Netflix would be well advised to pay attention to some interesting new figures that have been published following a poll of the streaming service’s subscribers. Having recently confirmed that it will be testing advertisements, albeit ones that promote Netflix content only, the research has found that 79pc of customers would rather pay more for a subscription than see ads while they stream.
The informal poll of 100 people, conducted by Exstreamist, also found that 56pc of subscribers would likely cancel Netflix if they had to watch third-party ads. “The sole reason I switched to Netflix was to cut-out the ads,” said one participant. “This is their unique selling point, and to start including ads devalues the concept.”

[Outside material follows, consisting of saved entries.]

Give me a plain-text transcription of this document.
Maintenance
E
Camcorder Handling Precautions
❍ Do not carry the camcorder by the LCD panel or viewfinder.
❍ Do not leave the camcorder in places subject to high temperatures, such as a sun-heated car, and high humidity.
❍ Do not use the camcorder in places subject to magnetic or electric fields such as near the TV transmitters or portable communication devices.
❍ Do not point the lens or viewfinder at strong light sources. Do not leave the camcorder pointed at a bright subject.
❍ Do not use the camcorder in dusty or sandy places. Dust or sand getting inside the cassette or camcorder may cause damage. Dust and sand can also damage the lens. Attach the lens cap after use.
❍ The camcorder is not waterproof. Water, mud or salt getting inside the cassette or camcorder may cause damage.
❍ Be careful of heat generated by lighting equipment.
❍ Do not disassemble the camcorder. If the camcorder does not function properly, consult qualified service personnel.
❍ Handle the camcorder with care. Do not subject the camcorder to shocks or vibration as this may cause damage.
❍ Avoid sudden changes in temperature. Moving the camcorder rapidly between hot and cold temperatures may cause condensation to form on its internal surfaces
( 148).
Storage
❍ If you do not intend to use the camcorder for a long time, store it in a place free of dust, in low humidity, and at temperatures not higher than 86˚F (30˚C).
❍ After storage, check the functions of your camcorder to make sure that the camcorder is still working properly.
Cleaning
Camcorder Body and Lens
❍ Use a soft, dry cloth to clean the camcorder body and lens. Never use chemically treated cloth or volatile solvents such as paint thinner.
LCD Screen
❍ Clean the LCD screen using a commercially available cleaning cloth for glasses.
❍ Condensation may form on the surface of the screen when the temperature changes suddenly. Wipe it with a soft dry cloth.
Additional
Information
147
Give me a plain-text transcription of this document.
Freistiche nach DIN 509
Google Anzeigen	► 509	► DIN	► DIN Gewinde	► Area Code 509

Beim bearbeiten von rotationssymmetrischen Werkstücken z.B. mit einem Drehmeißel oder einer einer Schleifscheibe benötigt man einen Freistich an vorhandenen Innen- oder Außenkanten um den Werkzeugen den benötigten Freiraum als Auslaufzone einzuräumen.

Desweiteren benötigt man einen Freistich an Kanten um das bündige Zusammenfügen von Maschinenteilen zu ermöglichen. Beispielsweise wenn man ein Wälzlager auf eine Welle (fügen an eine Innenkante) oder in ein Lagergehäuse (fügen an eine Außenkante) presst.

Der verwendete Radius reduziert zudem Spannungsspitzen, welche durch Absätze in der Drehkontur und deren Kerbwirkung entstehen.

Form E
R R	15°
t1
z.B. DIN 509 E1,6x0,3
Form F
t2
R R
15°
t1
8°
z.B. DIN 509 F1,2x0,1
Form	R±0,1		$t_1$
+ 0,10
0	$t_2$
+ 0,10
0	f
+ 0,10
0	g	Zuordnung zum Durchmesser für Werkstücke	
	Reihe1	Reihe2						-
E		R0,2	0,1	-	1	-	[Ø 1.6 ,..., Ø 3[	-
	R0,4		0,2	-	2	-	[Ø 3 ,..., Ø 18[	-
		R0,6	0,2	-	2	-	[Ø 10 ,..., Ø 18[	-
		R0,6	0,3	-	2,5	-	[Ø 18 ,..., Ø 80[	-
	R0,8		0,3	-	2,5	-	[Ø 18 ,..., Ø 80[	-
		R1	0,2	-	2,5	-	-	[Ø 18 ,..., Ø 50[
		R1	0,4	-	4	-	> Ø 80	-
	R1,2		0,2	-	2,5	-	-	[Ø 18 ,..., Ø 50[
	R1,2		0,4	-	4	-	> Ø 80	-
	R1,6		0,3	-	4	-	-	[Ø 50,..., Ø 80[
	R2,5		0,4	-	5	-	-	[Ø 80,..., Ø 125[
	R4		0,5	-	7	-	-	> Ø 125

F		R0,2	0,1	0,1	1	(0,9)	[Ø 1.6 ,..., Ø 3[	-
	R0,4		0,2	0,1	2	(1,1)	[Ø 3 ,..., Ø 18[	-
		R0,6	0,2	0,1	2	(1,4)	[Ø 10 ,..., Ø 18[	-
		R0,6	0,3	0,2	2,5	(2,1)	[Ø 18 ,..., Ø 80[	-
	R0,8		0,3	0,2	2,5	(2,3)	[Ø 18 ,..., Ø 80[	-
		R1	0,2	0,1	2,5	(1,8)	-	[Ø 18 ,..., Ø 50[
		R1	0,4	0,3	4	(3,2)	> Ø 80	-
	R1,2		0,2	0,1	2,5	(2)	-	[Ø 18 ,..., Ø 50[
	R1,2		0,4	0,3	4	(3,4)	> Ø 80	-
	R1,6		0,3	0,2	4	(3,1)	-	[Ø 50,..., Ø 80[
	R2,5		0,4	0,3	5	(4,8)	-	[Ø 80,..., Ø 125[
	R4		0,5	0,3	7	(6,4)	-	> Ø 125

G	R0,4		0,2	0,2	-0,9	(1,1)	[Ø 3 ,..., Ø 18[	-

In contrast, 54pc of subscribers said they would wouldn’t mind if it meant Netflix could significantly increase its content library. 44pc said they would be willing to pay between US$1 and US$3 more for the service, while 27pc said they would be willing to pay US$4 per month. “I really hate being interrupted by ads, but to be realistic, I also think Netflix is under-priced for how much value I get out of it already,” said another participant. “I’d love to pay more to increase their ability to get more TV shows.”
There was almost no connection between age and sentiment toward advertisements found, which surprised the poll conductors who expected there to be a bias toward younger people being more against commercials.
Meanwhile, figures released in April revealed that streaming services have overtaken live television as the primary way Americans take in their video content. Deloitte’s annual Digital Democracy Survey found that 56pc of viewers stream movies and 53pc stream television every month, while just 45pc prefer to watch TV live. The trend is particularly prominent among younger viewers, with nearly 60pc of millennials’ (those aged 14-25) media consumption time spent watching movies via desktops, tablets and smartphones.
Closer to home, recent research has found two-thirds of all adults in Ireland have watched video-on-demand services within the last six months.